Tamul & Paan- The Pride Of Assamese Culture
Image Credit: Tamul & Paan/ Instagram - saragopaliyer

Paan is derived from the Sanskrit term 'Parna,' which literally means leaf, and its therapeutic virtues may be found in Indian mythology as well as Ayurveda. Ayurveda sees betel leaf as an effective cure for several health problems and maladies caused by air and bile, and it has a 5000-year history of governing Indian cuisine culture. 

These green leaves that have high medical values are an inseparable element of any auspicious celebrations in Indian culture and also considered as a sign of good fortune. And Tamul which means areca nut paired with paan is one of the best digestive combo that people had been having for ages. 

Considered as a high honorary and significant combination in Assamese society Tamul- Paan is simply translates to Areca Nut aka Supari and Betel Leaves in English. Traditionally, in Assam ‘Tamul Paan' is eaten with a bit of lime which is commonly called 'chun' and tobacco, commonly called 'sadha'.

Sneha Saikia, an Assamese homechef who lives in Delhi adds “Tamul is raw beetle nut . Since it grows in abundance, people loves to chew the combi with a dash of lime after meals . Paan and beetle nut is auspicious and pure in Hindu culture . In Assam too it is considered auspicious and used in pujas and also offers to elders while doing pronaam. People also ferment the tamul to get intoxicated”. 
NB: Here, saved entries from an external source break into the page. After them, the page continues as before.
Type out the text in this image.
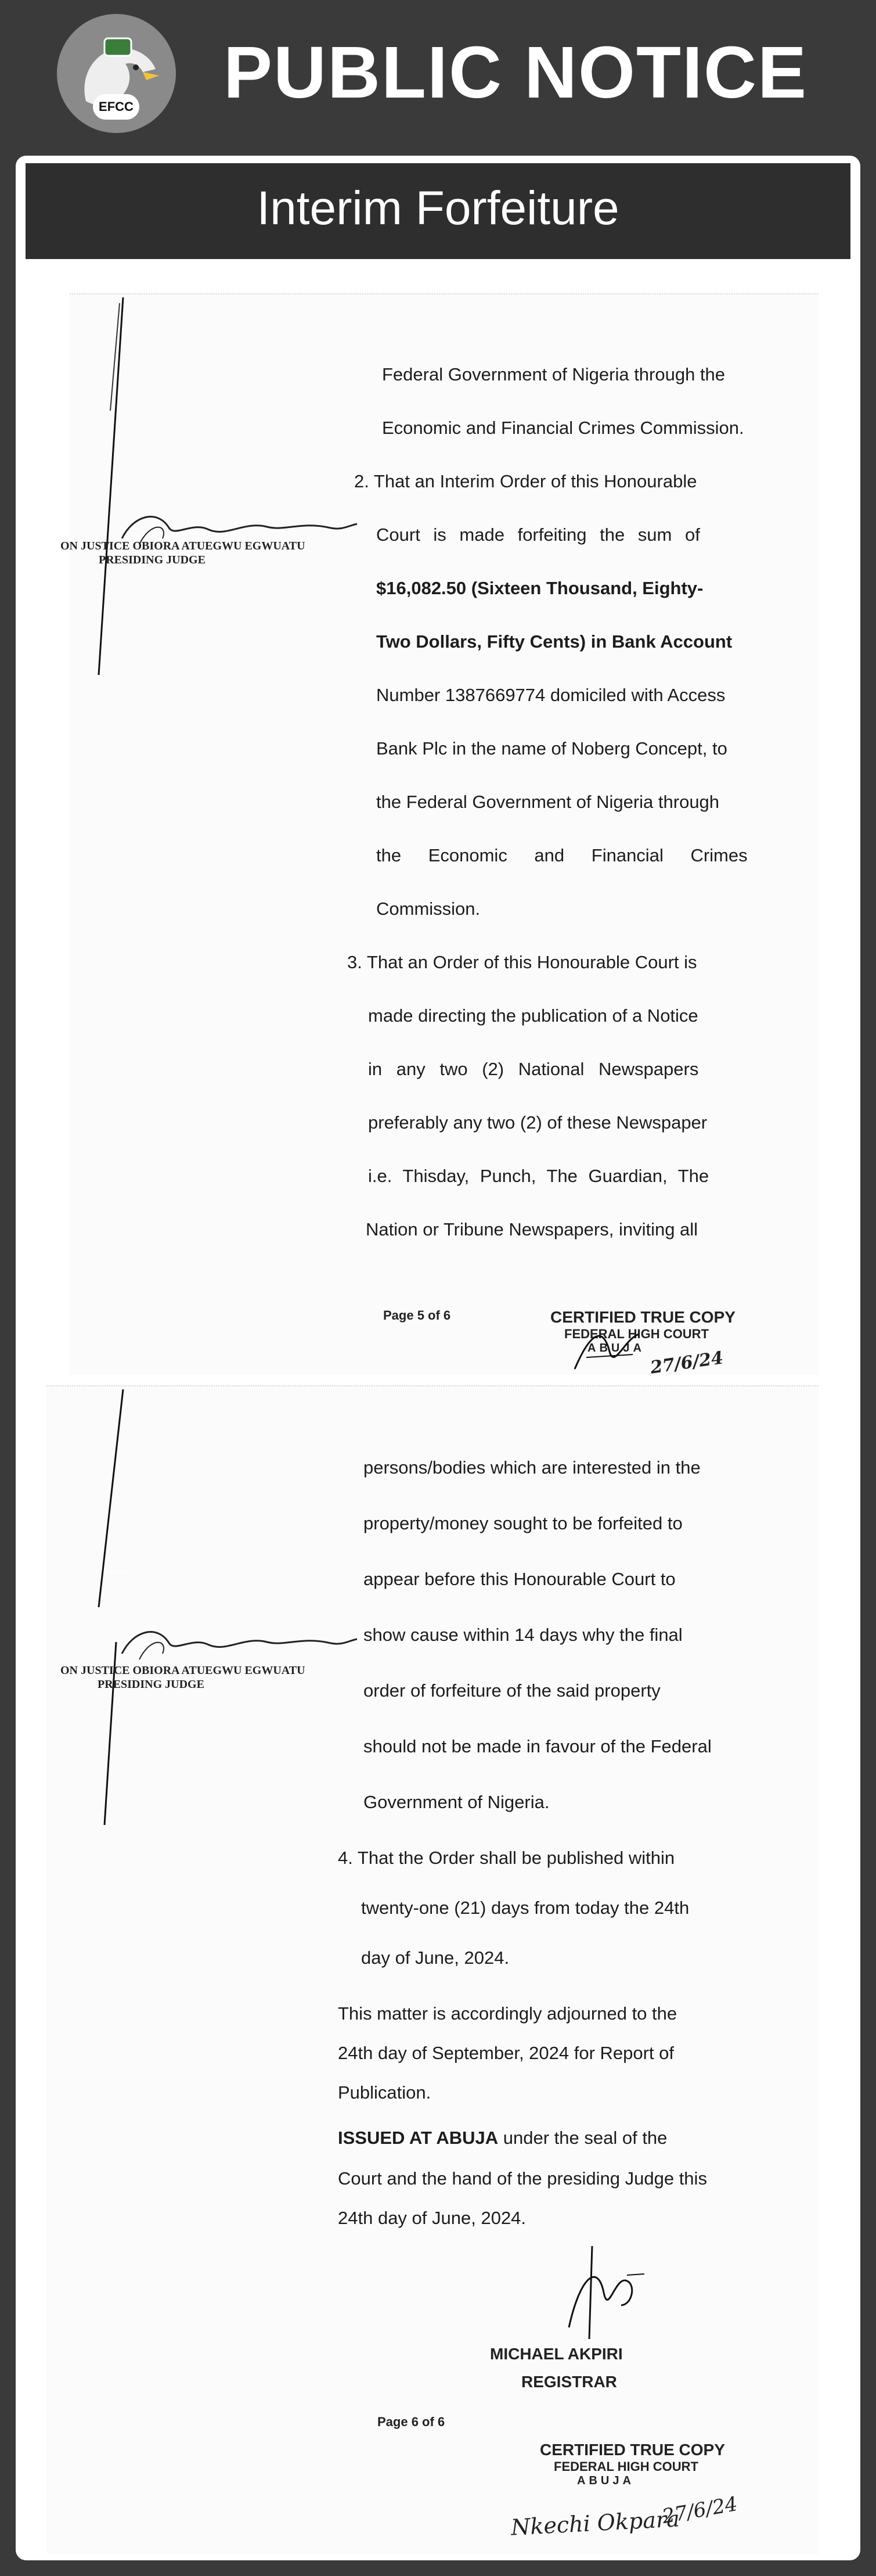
EFCC PUBLIC NOTICE
Interim Forfeiture
ON JUSTICE OBIORA ATUEGWU EGWUATU
PRESIDING JUDGE
Federal Government of Nigeria through the
Economic and Financial Crimes Commission.
2. That an Interim Order of this Honourable
Court is made forfeiting the sum of
$16,082.50 (Sixteen Thousand, Eighty-
Two Dollars, Fifty Cents) in Bank Account
Number 1387669774 domiciled with Access
Bank Plc in the name of Noberg Concept, to
the Federal Government of Nigeria through
the Economic and Financial Crimes
Commission.
3. That an Order of this Honourable Court is
made directing the publication of a Notice
in any two (2) National Newspapers
preferably any two (2) of these Newspaper
i.e. Thisday, Punch, The Guardian, The
Nation or Tribune Newspapers, inviting all
Page 5 of 6	CERTIFIED TRUE COPY
FEDERAL HIGH COURT
ABUJA 27/6/24
ON JUSTICE OBIORA ATUEGWU EGWUATU
PRESIDING JUDGE
persons/bodies which are interested in the
property/money sought to be forfeited to
appear before this Honourable Court to
show cause within 14 days why the final
order of forfeiture of the said property
should not be made in favour of the Federal
Government of Nigeria.
4. That the Order shall be published within
twenty-one (21) days from today the 24th
day of June, 2024.
This matter is accordingly adjourned to the
24th day of September, 2024 for Report of
Publication.
ISSUED AT ABUJA under the seal of the
Court and the hand of the presiding Judge this
24th day of June, 2024.
MICHAEL AKPIRI
REGISTRAR
Page 6 of 6
CERTIFIED TRUE COPY
FEDERAL HIGH COURT
ABUJA
Nkechi Okpara
27/6/24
It's a known fact that Ahom kings were known to be big consumers of betel nuts and leaves and they used PaanTamul for all auspicious occasions. The kings also carried along bundles of Paan and Tamul with them while traveling. They used to chew nuts and leaves while sitting in court  during their day’s work and the man who prepared the betel nuts and leaves was given the title of 'Tamuli'. This dignitary even had an overseeing official, the 'Tamuli Phukan'. Today it’s more than a socially rooted traditions, tamul-paan is used to honour someone, welcome guests, or in binding relations, in rituals of marriage, invitations for weddings, as a token of marriage bonds, almost every auspicious custom.
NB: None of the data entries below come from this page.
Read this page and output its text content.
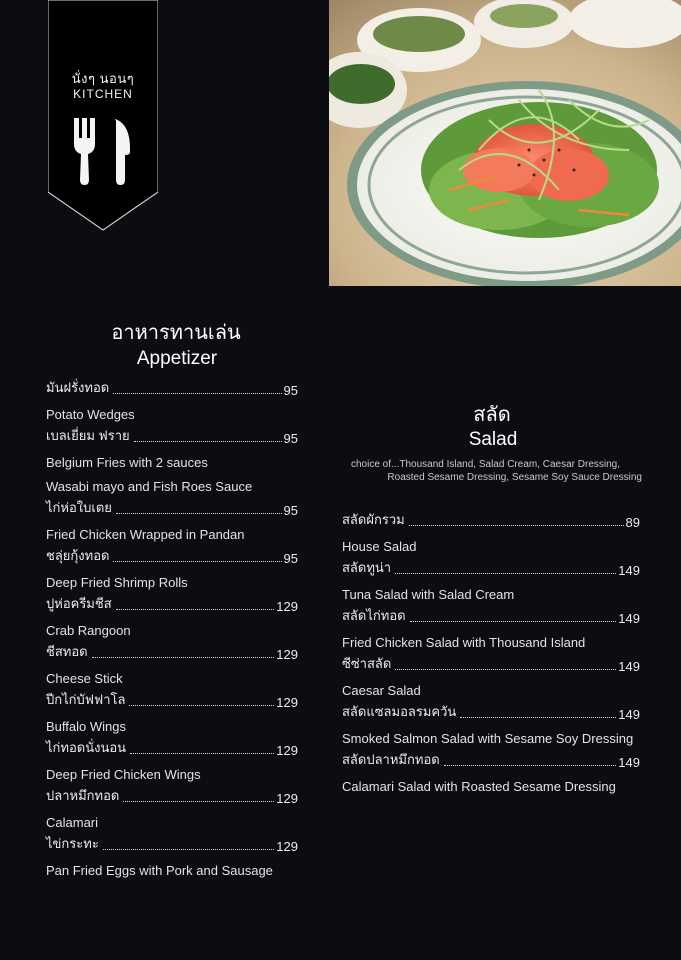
นั่งๆ นอนๆ
KITCHEN
อาหารทานเล่น
Appetizer
มันฝรั่งทอด	95
Potato Wedges
เบลเยี่ยม ฟราย	95
Belgium Fries with 2 sauces
Wasabi mayo and Fish Roes Sauce
ไก่ห่อใบเตย	95
Fried Chicken Wrapped in Pandan
ชลุ่ยกุ้งทอด	95
Deep Fried Shrimp Rolls
ปูห่อครีมชีส	129
Crab Rangoon
ชีสทอด	129
Cheese Stick
ปีกไก่บัฟฟาโล	129
Buffalo Wings
ไก่ทอดนั่งนอน	129
Deep Fried Chicken Wings
ปลาหมึกทอด	129
Calamari
ไข่กระทะ	129
Pan Fried Eggs with Pork and Sausage
สลัด
Salad
choice of...Thousand Island, Salad Cream, Caesar Dressing,
Roasted Sesame Dressing, Sesame Soy Sauce Dressing
สลัดผักรวม	89
House Salad
สลัดทูน่า	149
Tuna Salad with Salad Cream
สลัดไก่ทอด	149
Fried Chicken Salad with Thousand Island
ซีซ่าสลัด	149
Caesar Salad
สลัดแซลมอลรมควัน	149
Smoked Salmon Salad with Sesame Soy Dressing
สลัดปลาหมึกทอด	149
Calamari Salad with Roasted Sesame Dressing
Further adding Sneha says “I always buy from Humayupur for my stock, especially in winters . It helps to keep the body warm, while back home it is always there as we grow both tamul and paan”. 
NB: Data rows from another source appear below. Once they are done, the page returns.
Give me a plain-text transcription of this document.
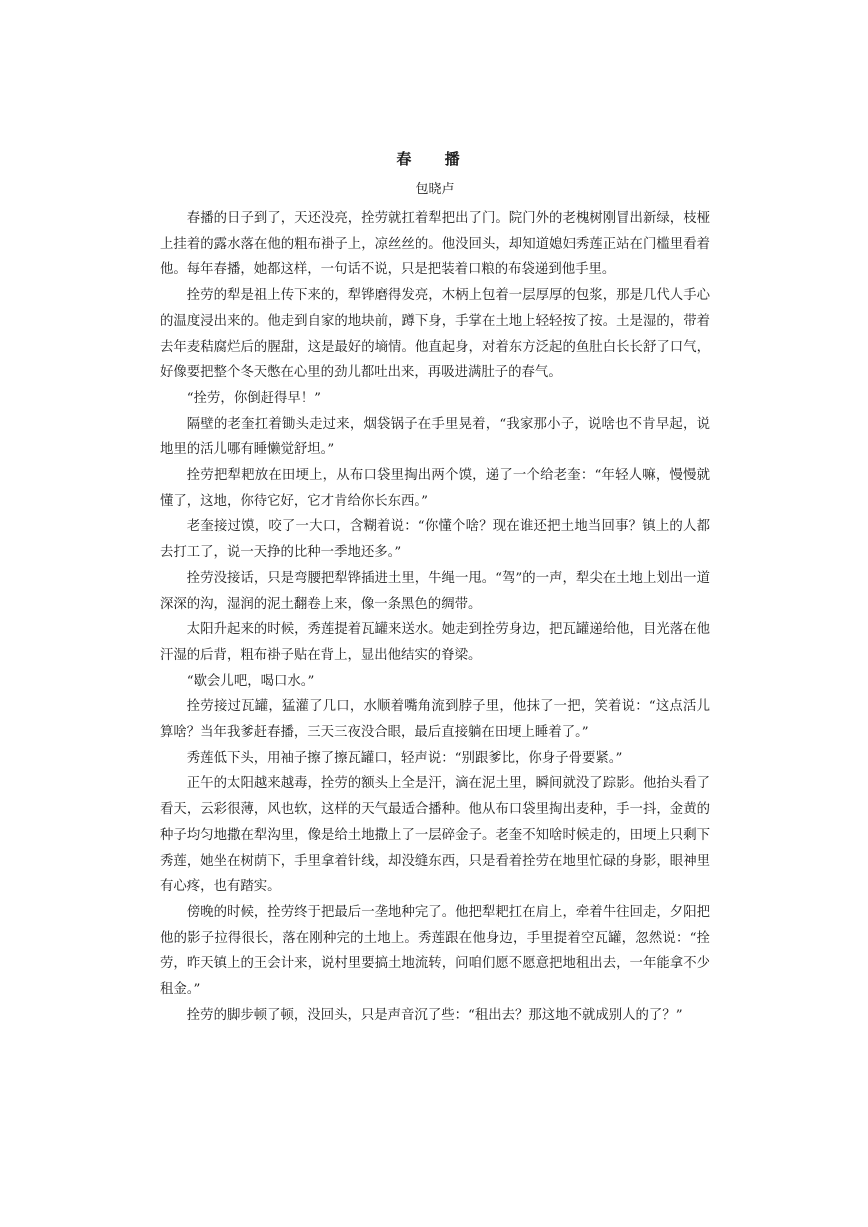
春 播
包晓卢

春播的日子到了，天还没亮，拴劳就扛着犁把出了门。院门外的老槐树刚冒出新绿，枝桠上挂着的露水落在他的粗布褂子上，凉丝丝的。他没回头，却知道媳妇秀莲正站在门槛里看着他。每年春播，她都这样，一句话不说，只是把装着口粮的布袋递到他手里。

拴劳的犁是祖上传下来的，犁铧磨得发亮，木柄上包着一层厚厚的包浆，那是几代人手心的温度浸出来的。他走到自家的地块前，蹲下身，手掌在土地上轻轻按了按。土是湿的，带着去年麦秸腐烂后的腥甜，这是最好的墒情。他直起身，对着东方泛起的鱼肚白长长舒了口气，好像要把整个冬天憋在心里的劲儿都吐出来，再吸进满肚子的春气。

“拴劳，你倒赶得早！”

隔壁的老奎扛着锄头走过来，烟袋锅子在手里晃着，“我家那小子，说啥也不肯早起，说地里的活儿哪有睡懒觉舒坦。”

拴劳把犁耙放在田埂上，从布口袋里掏出两个馍，递了一个给老奎：“年轻人嘛，慢慢就懂了，这地，你待它好，它才肯给你长东西。”

老奎接过馍，咬了一大口，含糊着说：“你懂个啥？现在谁还把土地当回事？镇上的人都去打工了，说一天挣的比种一季地还多。”

拴劳没接话，只是弯腰把犁铧插进土里，牛绳一甩。“驾”的一声，犁尖在土地上划出一道深深的沟，湿润的泥土翻卷上来，像一条黑色的绸带。

太阳升起来的时候，秀莲提着瓦罐来送水。她走到拴劳身边，把瓦罐递给他，目光落在他汗湿的后背，粗布褂子贴在背上，显出他结实的脊梁。

“歇会儿吧，喝口水。”

拴劳接过瓦罐，猛灌了几口，水顺着嘴角流到脖子里，他抹了一把，笑着说：“这点活儿算啥？当年我爹赶春播，三天三夜没合眼，最后直接躺在田埂上睡着了。”

秀莲低下头，用袖子擦了擦瓦罐口，轻声说：“别跟爹比，你身子骨要紧。”

正午的太阳越来越毒，拴劳的额头上全是汗，滴在泥土里，瞬间就没了踪影。他抬头看了看天，云彩很薄，风也软，这样的天气最适合播种。他从布口袋里掏出麦种，手一抖，金黄的种子均匀地撒在犁沟里，像是给土地撒上了一层碎金子。老奎不知啥时候走的，田埂上只剩下秀莲，她坐在树荫下，手里拿着针线，却没缝东西，只是看着拴劳在地里忙碌的身影，眼神里有心疼，也有踏实。

傍晚的时候，拴劳终于把最后一垄地种完了。他把犁耙扛在肩上，牵着牛往回走，夕阳把他的影子拉得很长，落在刚种完的土地上。秀莲跟在他身边，手里提着空瓦罐，忽然说：“拴劳，昨天镇上的王会计来，说村里要搞土地流转，问咱们愿不愿意把地租出去，一年能拿不少租金。”

拴劳的脚步顿了顿，没回头，只是声音沉了些：“租出去？那这地不就成别人的了？”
Offered to guest as a sign of respect, Tamul paan is served in a bell metal utensil called Bota. Tamul paan is often served at the end of an Assamese meal. So much so that visiting religious places is considered impossible if there is no 'Tamul Paan' with the visitors. Praying and offering 'Tamul Paan' to the gods is considered auspicious. When the nut is green or orange which means unripe or ripe areca nuts are freshly picked and then fibrous shell is removed and consumed with betel leaves.